Mining Spatial Association And Co-location Patterns
Introduction: Similar to the mining of association rules in transactional and relational databases, spatial association rules can be mined in spatial databases. A spatial association rule is of the form A)B [s%;c%], where A and B are sets of spatial or non-spatial predicates, s% is the support of the rule, and c% is the confidence of the rule. For example, the following is a spatial association rule:
Is_a(X; “school”) ^ close_to(X; “sports center”) => close_to(X; “park”) [0.5%;80%].
This rule states that 80% of schools that are close to sports centers are also close to parks, and 0.5% of the data belongs to such a case.
Various kinds of spatial predicates can constitute a spatial association rule. Examples include distance information (such as close to and far away), topological relations (like intersect, overlap, and disjoint), and spatial orientations (like left of and west of). Since spatial association mining needs to evaluate multiple spatial relationships among a large number of spatial objects, the process could be quite costly. An interesting mining optimization method called progressive refinement can be adopted in spatial association analysis. The method first mines large data sets roughly using a fast algorithm and then improves the quality of mining in a pruned data set using a more expensive algorithm.
To ensure that the pruned data set covers the complete set of answers when applying the high-quality data mining algorithms at a later stage, an important requirement for the rough mining algorithm applied in the early stage is the superset coverage property: that is, it preserves all of the potential answers. In other words, it should allow a false-positive test, which might include some data sets that do not belong to the answer sets, but it should not allow a false-negative test, which might exclude some potential answers.
For mining spatial associations related to the spatial predicate close to, we can first collect the candidates that pass the minimum support threshold by
- Applying certain rough spatial evaluation algorithms, for example, using an MBR structure (which registers only two spatial points rather than a set of complex polygons), and
- Evaluating the relaxed spatial predicate, g close to, which is a generalized close to covering a broader context that includes close to, touch, and intersect.
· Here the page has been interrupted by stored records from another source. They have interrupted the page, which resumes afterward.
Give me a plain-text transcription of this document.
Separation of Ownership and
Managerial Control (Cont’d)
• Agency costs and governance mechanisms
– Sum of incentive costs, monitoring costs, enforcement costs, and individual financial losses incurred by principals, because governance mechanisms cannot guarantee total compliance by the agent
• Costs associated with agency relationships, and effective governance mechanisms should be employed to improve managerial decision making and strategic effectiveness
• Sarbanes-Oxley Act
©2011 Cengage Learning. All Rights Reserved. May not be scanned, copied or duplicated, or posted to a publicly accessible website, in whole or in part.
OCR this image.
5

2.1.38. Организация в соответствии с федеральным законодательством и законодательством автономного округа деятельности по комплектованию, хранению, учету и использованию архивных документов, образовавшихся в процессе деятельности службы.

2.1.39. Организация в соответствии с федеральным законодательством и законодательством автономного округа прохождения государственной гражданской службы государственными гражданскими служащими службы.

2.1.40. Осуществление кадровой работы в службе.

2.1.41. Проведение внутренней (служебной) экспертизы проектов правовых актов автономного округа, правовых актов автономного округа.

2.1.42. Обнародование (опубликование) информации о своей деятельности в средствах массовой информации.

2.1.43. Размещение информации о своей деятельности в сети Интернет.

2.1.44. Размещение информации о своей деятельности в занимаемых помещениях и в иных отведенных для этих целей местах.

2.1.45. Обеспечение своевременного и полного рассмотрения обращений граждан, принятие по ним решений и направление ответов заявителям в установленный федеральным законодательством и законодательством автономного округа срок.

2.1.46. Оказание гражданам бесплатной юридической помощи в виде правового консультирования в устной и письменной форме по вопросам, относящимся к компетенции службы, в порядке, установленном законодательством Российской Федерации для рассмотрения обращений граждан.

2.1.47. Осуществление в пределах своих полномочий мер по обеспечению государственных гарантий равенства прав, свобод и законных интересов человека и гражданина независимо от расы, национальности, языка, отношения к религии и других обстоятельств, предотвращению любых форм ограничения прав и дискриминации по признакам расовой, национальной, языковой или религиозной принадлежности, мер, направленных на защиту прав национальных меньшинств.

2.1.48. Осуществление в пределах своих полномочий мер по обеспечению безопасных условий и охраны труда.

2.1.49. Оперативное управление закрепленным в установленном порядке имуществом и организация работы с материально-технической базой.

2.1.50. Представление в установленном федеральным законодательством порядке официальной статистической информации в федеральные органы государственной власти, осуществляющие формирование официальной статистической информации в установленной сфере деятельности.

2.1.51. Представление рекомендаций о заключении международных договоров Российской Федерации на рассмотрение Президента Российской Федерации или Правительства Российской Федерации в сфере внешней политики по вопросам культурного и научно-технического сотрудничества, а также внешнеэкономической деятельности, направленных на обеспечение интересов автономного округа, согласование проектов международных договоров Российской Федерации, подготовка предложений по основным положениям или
If two spatial objects are closely located, their enclosing MBRs must be closely located, matching g close to. However, the reverse is not always true: if the enclosing MBRs are closely located, the two spatial objects may or may not be located so closely. Thus, the MBR pruning is a false-positive testing tool for closeness: only those that pass the rough test need to be further examined using more expensive spatial computation algorithms. With this preprocessing, only the patterns that are frequent at the approximation level will need to be examined by more detailed and finer, yet more expensive, spatial computation.
Besides mining spatial association rules, one may like to identify groups of particular features that appear frequently close to each other in a geospatial map. Such a problem is essentially the problem of mining spatial co-locations. Finding spatial co-locations can be considered as a special case of mining spatial associations. However, based on the property of spatial autocorrelation, interesting features likely coexist in closely located regions. Thus spatial co-location can be just what one really wants to explore. Efficient methods can be developed for mining spatial co-locations by exploring the methodologies like Aprori and progressive refinement, similar to what has been done for mining spatial association rules.